Il giorno seguente la sua morte, è stata effettuata sul corpo di Jaradat una autopsia nell’Istituto nazionale israelano di Medicina legale, a Abu Khabir, alla presenza del dottor Saber al-Aoul e di due medici generici israeliani. Contrariamente alle dichiarazioni di parte israeliana, secondo cui Jaradat era morto a causa di un attacco cardiaco, l’autopsia ha
mostrato, secondo il verbale del medico palestinese, che il cuore era perfettamente sano, senza segni di danni o di infarti miocardici recenti o antecedenti. Il verbale segnalava la presenza di ferite multiple sul corpo di Jaradat. Per esempio riportava che all’interno del labbro inferiore, c’erano escoriazioni recenti e una contusione; una forte contusione era presente nella parte superiore della schiena; altre contusioni di forma circolare nella parte inferiore del lato destro del torace; un’altra sul gomito sinistro; una sulla parte posteriore del braccio destro; estese contusioni di 4×9 cm di diametro sul muscolo della parte superiore della spalla sinistra adiacente alla spina dorsale, sotto il collo. Le contusioni hanno danneggiato il tessuto muscolare; altre contusioni di 4×10 cm di diametro sulla parte destra del torace; esse sono penetrate in profondità nella pelle e hanno causato danni al tessuto muscolare; le stesse erano situate a 27 cm dalla
colonna vertebrale e 53 cm dalla sommità della testa. Vi erano fratture alla seconda e terza vertebra del lato anteriore sinistro del torace, con lividi tutto attorno ed era presente una frattura alla seconda costola nella parte anteriore destra del torace. Il verbale ha messo in evidenza come tutte le fratture e le contusioni fossero di origine recente, che le ferite erano gravi ed erano il risultato di torture condotte fino all’estremo.
Il Pchr sottolinea che la tortura è un crimine internazionale equivalente ad un crimine contro l’umanità e costituisce una sfacciata violazione dei diritti umani che non può mai essere giustificata in alcuna circostanza. E’ vietata da diversi atti di diritto internazionale, inclusa la Convenzione contro la tortura del 1984, che fu ratificata da Israele nel 1991 e dallo Statuto della Corte Criminale Internazionale.

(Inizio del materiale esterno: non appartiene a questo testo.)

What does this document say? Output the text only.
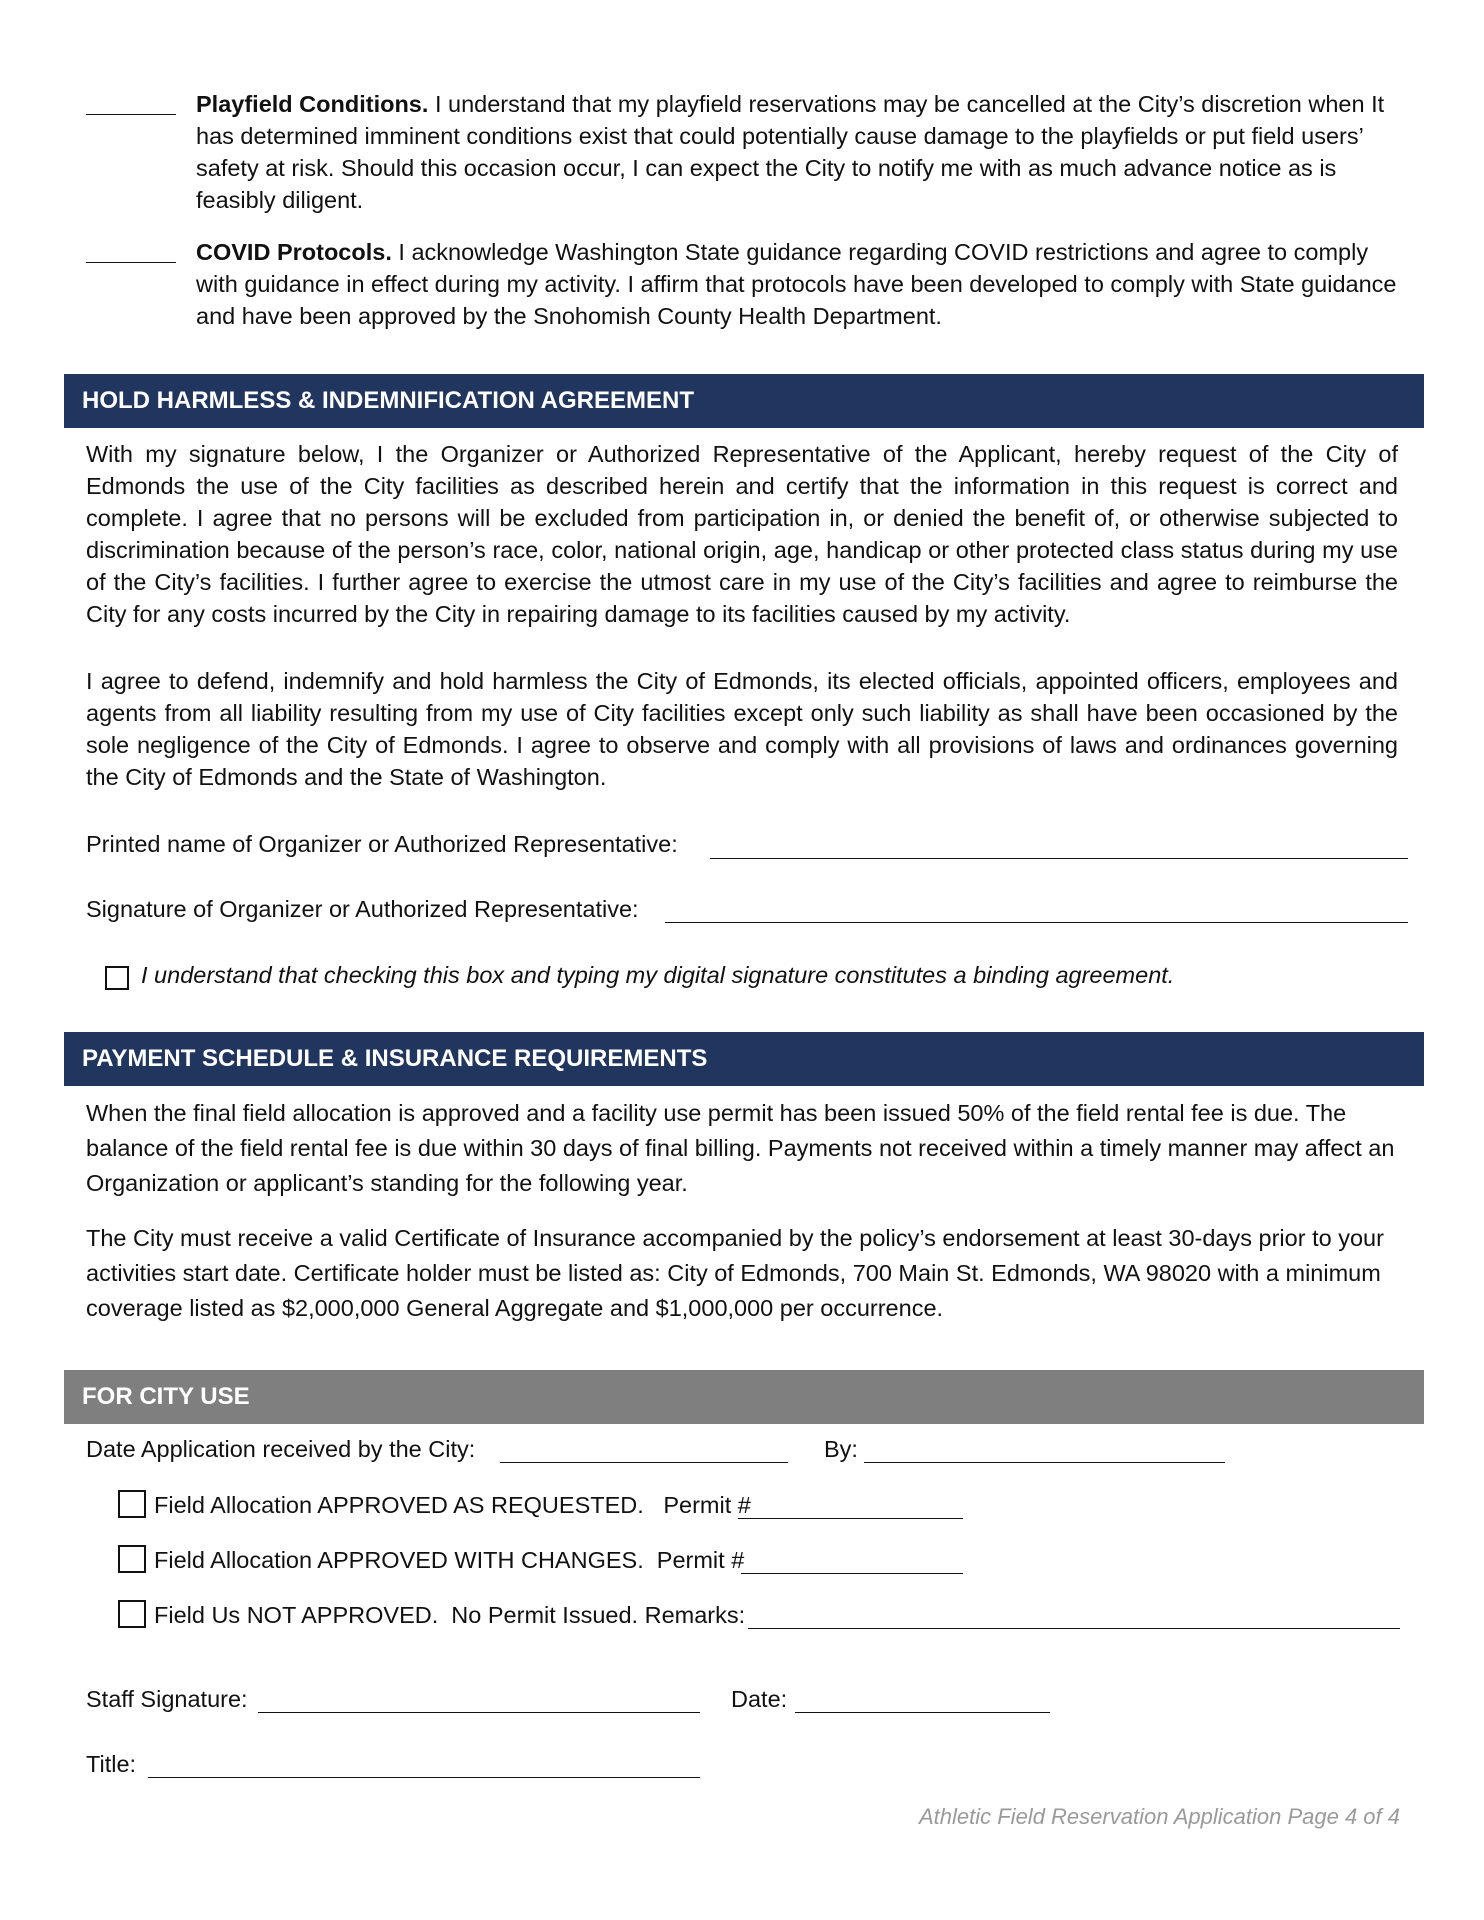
Playfield Conditions. I understand that my playfield reservations may be cancelled at the City’s discretion when It has determined imminent conditions exist that could potentially cause damage to the playfields or put field users’ safety at risk. Should this occasion occur, I can expect the City to notify me with as much advance notice as is feasibly diligent.
COVID Protocols. I acknowledge Washington State guidance regarding COVID restrictions and agree to comply with guidance in effect during my activity. I affirm that protocols have been developed to comply with State guidance and have been approved by the Snohomish County Health Department.
HOLD HARMLESS & INDEMNIFICATION AGREEMENT
With my signature below, I the Organizer or Authorized Representative of the Applicant, hereby request of the City of Edmonds the use of the City facilities as described herein and certify that the information in this request is correct and complete. I agree that no persons will be excluded from participation in, or denied the benefit of, or otherwise subjected to discrimination because of the person’s race, color, national origin, age, handicap or other protected class status during my use of the City’s facilities. I further agree to exercise the utmost care in my use of the City’s facilities and agree to reimburse the City for any costs incurred by the City in repairing damage to its facilities caused by my activity.
I agree to defend, indemnify and hold harmless the City of Edmonds, its elected officials, appointed officers, employees and agents from all liability resulting from my use of City facilities except only such liability as shall have been occasioned by the sole negligence of the City of Edmonds. I agree to observe and comply with all provisions of laws and ordinances governing the City of Edmonds and the State of Washington.
Printed name of Organizer or Authorized Representative:
Signature of Organizer or Authorized Representative:
I understand that checking this box and typing my digital signature constitutes a binding agreement.
PAYMENT SCHEDULE & INSURANCE REQUIREMENTS
When the final field allocation is approved and a facility use permit has been issued 50% of the field rental fee is due. The balance of the field rental fee is due within 30 days of final billing. Payments not received within a timely manner may affect an Organization or applicant’s standing for the following year.
The City must receive a valid Certificate of Insurance accompanied by the policy’s endorsement at least 30-days prior to your activities start date. Certificate holder must be listed as: City of Edmonds, 700 Main St. Edmonds, WA 98020 with a minimum coverage listed as $2,000,000 General Aggregate and $1,000,000 per occurrence.
FOR CITY USE
Date Application received by the City:	By:
Field Allocation APPROVED AS REQUESTED.   Permit #
Field Allocation APPROVED WITH CHANGES.  Permit #
Field Us NOT APPROVED.  No Permit Issued. Remarks:
Staff Signature:	Date:
Title:
Athletic Field Reservation Application Page 4 of 4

Secondo la documentazione prodotta dal Pchr, questo caso fa parte di un fenomeno generale, che coinvolge migliaia di palestinesi imprigionati nelle carceri e in altri luoghi di detenzione israeliani, i quali vengono sottoposti a torture da parte delle forze di polizia israeliane.
A seguito di quanto riportato sopra, il Pchr chiede con forza la costituzione di una commissione internazionale di inchiesta che indaghi sulle circostanze della morte di Jaradat nel carcere di Megiddo.

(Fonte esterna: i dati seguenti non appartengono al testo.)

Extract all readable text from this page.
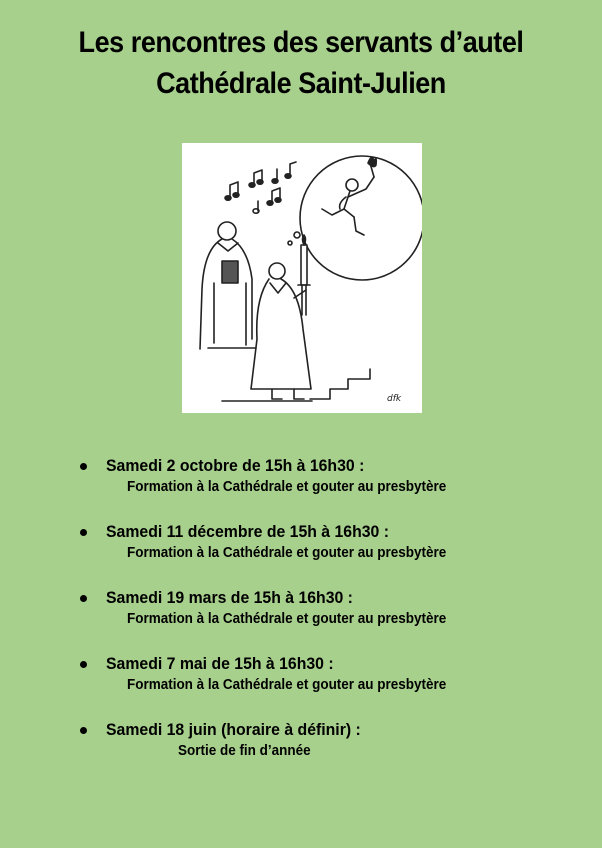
Les rencontres des servants d’autel
Cathédrale Saint-Julien
dfk
Samedi 2 octobre de 15h à 16h30 :
Formation à la Cathédrale et gouter au presbytère
Samedi 11 décembre de 15h à 16h30 :
Formation à la Cathédrale et gouter au presbytère
Samedi 19 mars de 15h à 16h30 :
Formation à la Cathédrale et gouter au presbytère
Samedi 7 mai de 15h à 16h30 :
Formation à la Cathédrale et gouter au presbytère
Samedi 18 juin (horaire à définir) :
Sortie de fin d’année
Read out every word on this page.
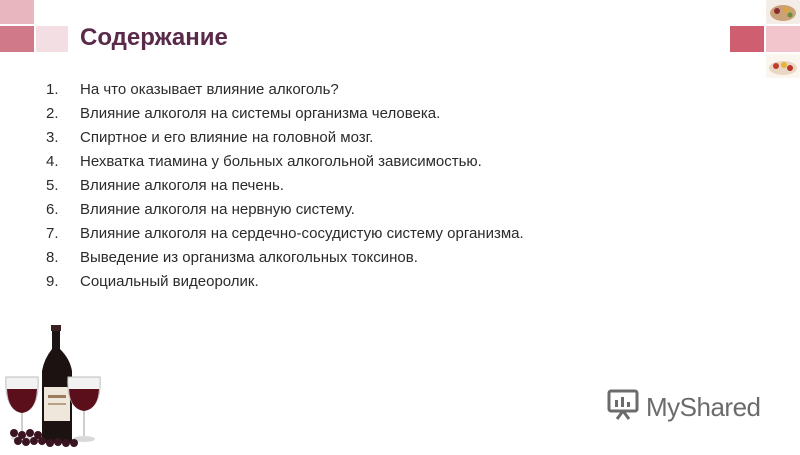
Содержание
1. На что оказывает влияние алкоголь?
2. Влияние алкоголя на системы организма человека.
3. Спиртное и его влияние на головной мозг.
4. Нехватка тиамина у больных алкогольной зависимостью.
5. Влияние алкоголя на печень.
6. Влияние алкоголя на нервную систему.
7. Влияние алкоголя на сердечно-сосудистую систему организма.
8. Выведение из организма алкогольных токсинов.
9. Социальный видеоролик.
MyShared
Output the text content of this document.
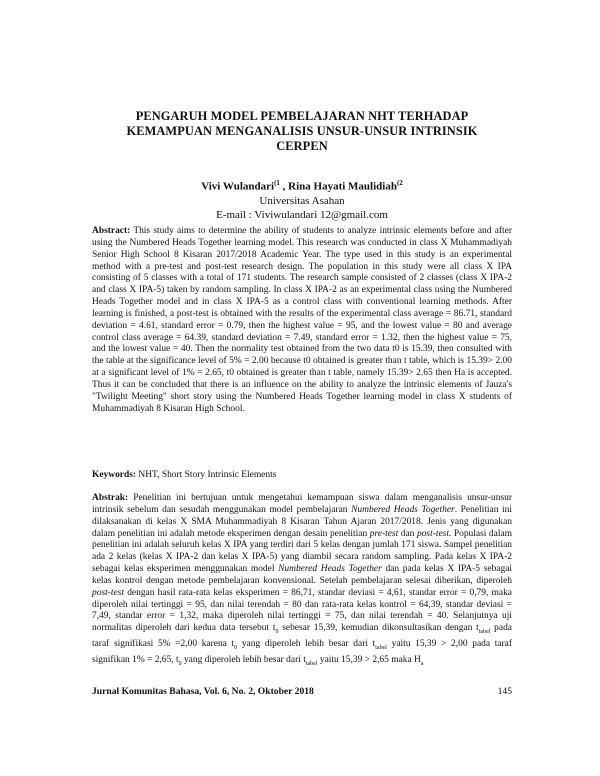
PENGARUH MODEL PEMBELAJARAN NHT TERHADAP
KEMAMPUAN MENGANALISIS UNSUR-UNSUR INTRINSIK
CERPEN
Vivi Wulandari$^{(1}$ , Rina Hayati Maulidiah$^{(2}$
Universitas Asahan
E-mail : Viviwulandari 12@gmail.com

Abstract: This study aims to determine the ability of students to analyze intrinsic elements before and after using the Numbered Heads Together learning model. This research was conducted in class X Muhammadiyah Senior High School 8 Kisaran 2017/2018 Academic Year. The type used in this study is an experimental method with a pre-test and post-test research design. The population in this study were all class X IPA consisting of 5 classes with a total of 171 students. The research sample consisted of 2 classes (class X IPA-2 and class X IPA-5) taken by random sampling. In class X IPA-2 as an experimental class using the Numbered Heads Together model and in class X IPA-5 as a control class with conventional learning methods. After learning is finished, a post-test is obtained with the results of the experimental class average = 86.71, standard deviation = 4.61, standard error = 0.79, then the highest value = 95, and the lowest value = 80 and average control class average = 64.39, standard deviation = 7.49, standard error = 1.32, then the highest value = 75, and the lowest value = 40. Then the normality test obtained from the two data t0 is 15.39, then consulted with the table at the significance level of 5% = 2.00 because t0 obtained is greater than t table, which is 15.39> 2.00 at a significant level of 1% = 2.65, t0 obtained is greater than t table, namely 15.39> 2.65 then Ha is accepted. Thus it can be concluded that there is an influence on the ability to analyze the intrinsic elements of Jauza's "Twilight Meeting" short story using the Numbered Heads Together learning model in class X students of Muhammadiyah 8 Kisaran High School.

Keywords: NHT, Short Story Intrinsic Elements

Abstrak: Penelitian ini bertujuan untuk mengetahui kemampuan siswa dalam menganalisis unsur-unsur intrinsik sebelum dan sesudah menggunakan model pembelajaran Numbered Heads Together. Penelitian ini dilaksanakan di kelas X SMA Muhammadiyah 8 Kisaran Tahun Ajaran 2017/2018. Jenis yang digunakan dalam penelitian ini adalah metode eksperimen dengan desain penelitian pre-test dan post-test. Populasi dalam penelitian ini adalah seluruh kelas X IPA yang terdiri dari 5 kelas dengan jumlah 171 siswa. Sampel penelitian ada 2 kelas (kelas X IPA-2 dan kelas X IPA-5) yang diambil secara random sampling. Pada kelas X IPA-2 sebagai kelas eksperimen menggunakan model Numbered Heads Together dan pada kelas X IPA-5 sebagai kelas kontrol dengan metode pembelajaran konvensional. Setelah pembelajaran selesai diberikan, diperoleh post-test dengan hasil rata-rata kelas eksperimen = 86,71, standar deviasi = 4,61, standar error = 0,79, maka diperoleh nilai tertinggi = 95, dan nilai terendah = 80 dan rata-rata kelas kontrol = 64,39, standar deviasi = 7,49, standar error = 1,32, maka diperoleh nilai tertinggi = 75, dan nilai terendah = 40. Selanjutnya uji normalitas diperoleh dari kedua data tersebut $t_0$ sebesar 15,39, kemudian dikonsultasikan dengan $t_{tabel}$ pada taraf signifikasi 5% =2,00 karena $t_0$ yang diperoleh lebih besar dari $t_{tabel}$ yaitu 15,39 > 2,00 pada taraf signifikan 1% = 2,65, $t_0$ yang diperoleh lebih besar dari $t_{tabel}$ yaitu 15,39 > 2,65 maka $H_a$

Jurnal Komunitas Bahasa, Vol. 6, No. 2, Oktober 2018	145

Fa appello alle Alte Parti Contraenti la Convenzione contro la Tortura e Altri Trattamenti e Punizioni Crudeli Inumane e Degradanti affinché portino questo caso davanti alla Commissione delle Nazioni Unite contro la Tortura.
Fa appello al Relatore Speciale dell’Onu sulla Tortura e Altri Trattamenti o Punizioni Crudeli Inumane e Degradanti affinché indaghi su questo caso che porta alla luce un fenomeno diffuso nelle carceri e in altri luoghi di detenzione israeliani.
Fa appello al Relatore Speciale dell’Onu sullo Stato dei Diritti Umani nei Territori palestinesi occupati dal 1967 affinché segua questo caso e ne faccia relazione alle Nazioni Unite.
Chiede con forza alle Nazioni Unite, al Comitato Internazionale della Croce Rossa e alla comunità internazionale di far pressione su Israele affinché ponga fine all’uso della tortura e apra le carceri e i luoghi di detenzione al monitoraggio internazionale.